Wed Dec 02 03:41pm EST
If there's one thing the BCS knows, it's tangled convoluted finishes that leave about everyone unhappy, which makes this a strange year precisely for its lack of drama. By contrast, six of the last seven years -- with the notable exception of 2005 -- have produced some level of mystery about the top two teams right up until the moment the final standings were released. In 2006 and 2007, the championship landscape changed completely overnight, with eleventh-hour upsets by UCLA and Pittsburgh over apparently title-bound rivals USC and West Virginia, respectively, in the dying moments of the season.
In fact, since the BCS first rose from the formless mire in 1998, five different teams have punched their tickets to the BCS Championship game only after wild upsets knocked out one of the frontrunners on championship Saturday. From that perspective, Nebraska throwing the system into utter chaos by upsetting Texas in the Big 12 Championship isn't much more far-out than Texas A&M emerging over undefeated Kansas State or Miami undercutting UCLA in 1998, or LSU rolling over Tennessee in 2001, or UCLA and Pitt in their more recent spoiler roles. These things happen, even to undefeated, two-touchdown favorites destined from the beginning of the season for a spectacular collision with another unbeaten powerhouse in a gala championship in the Rose Bowl.
Perish the thought. But if the Longhorns do somehow fall short against the 'Huskers, the new pecking order for filling the 'Horns' slot against the Florida-Alabama winner out of the SEC looks like this:
• TCU. The Horned Frogs are the default upstart going into the weekend, sitting at No. 4 in the latest BCS rankings for the fourth week in a row, just waiting for a UT fall to make their move. Though they're first in the line of succession at the moment, there's still a potential hang-up with the computers: Even if the human voters responded by moving the Frogs to No. 2, the gap between TCU and computer favorites Florida and Alabama is too wide to make up even if the Gators and Tide lose; human pollsters will have to break overwhelmingly for the Frogs to overcome even a one-loss SEC team's advantage with the machines.

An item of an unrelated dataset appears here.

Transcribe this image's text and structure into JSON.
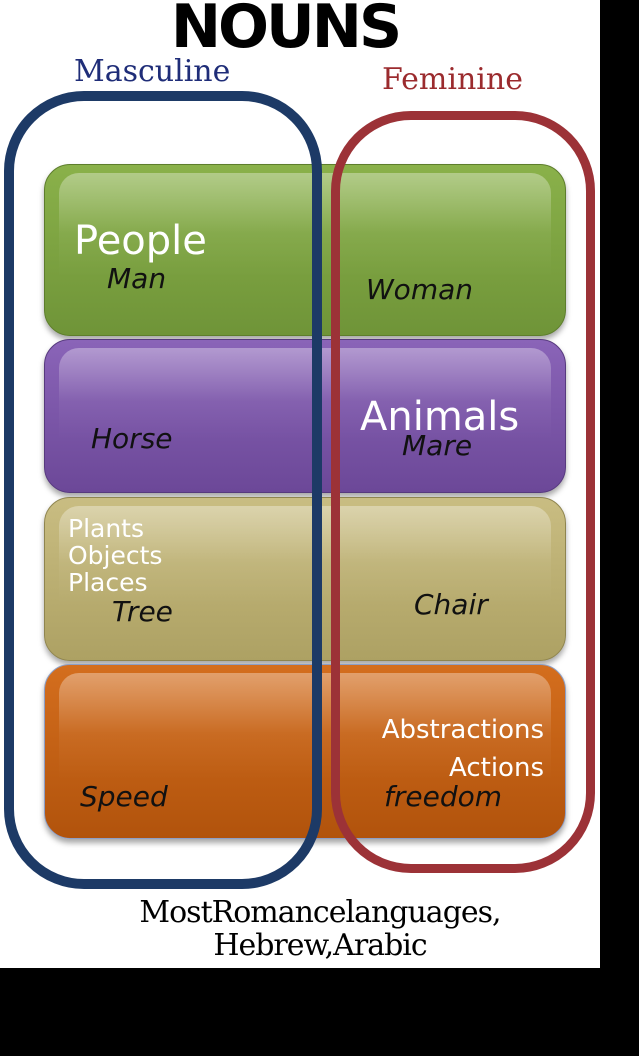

• Cincinnati. On that note, the computers like Cincy, collectively ranking the Bearcats ahead of Texas already and putting the Bama-Florida loser in sight as UC prepares for the perfect opening to impress the human voters: On national television, against a ranked opponent with the conference championship on the line. TCU can't do anything to offset another Cincy air show in Pittsburgh, which could earn the 'Cats enough human converts to lift them above TCU and on to Pasadena if Texas bites it.
• S-E-C! S-E-C! The riot-in-the-streets scenario, as mentioned here Tuesday, is a close enough, dramatic enough classic between Alabama and Florida in Atlanta that leaves that pundits calling for an encore. It wasn't a majority, but plenty of people were arguing for an Ohio State-Michigan rematch after the Buckeyes' season-ending win over the Wolverines in 2006 and the subsequent void created by USC's stunning loss two weeks later. Then, voters had another equally attractive, powerhouse option (Florida) to match up with the Buckeyes instead, and everyone seems to generally agree the rematch idea was a terrible one.
Obviously, neither TCU nor Cincinnati fits the description of an "attractive, powerhouse option." Interlopers from the Mountain West and Big East don't tend to inspire visions of pageantry and clarion calls and enormous ratings we expect from the game's biggest stage, and there's a good chance the computers will still favor the loser of the SEC Championship over one of the unbeaten small fries. If enough human voters turn their noses up at the Frogs and Bearcats, too, or if there's a significant split between which Cinderella the voters favor, the Return of FloraBamageddon: Pasadena is very much on the table, unfortunately.
But that's only if Texas creates that void by losing to Nebraska, which it won't. Of course it won't. That would ruin everything. Just take care of your business, 'Horns, and we can finally cast the vagabonds aside, once and for all.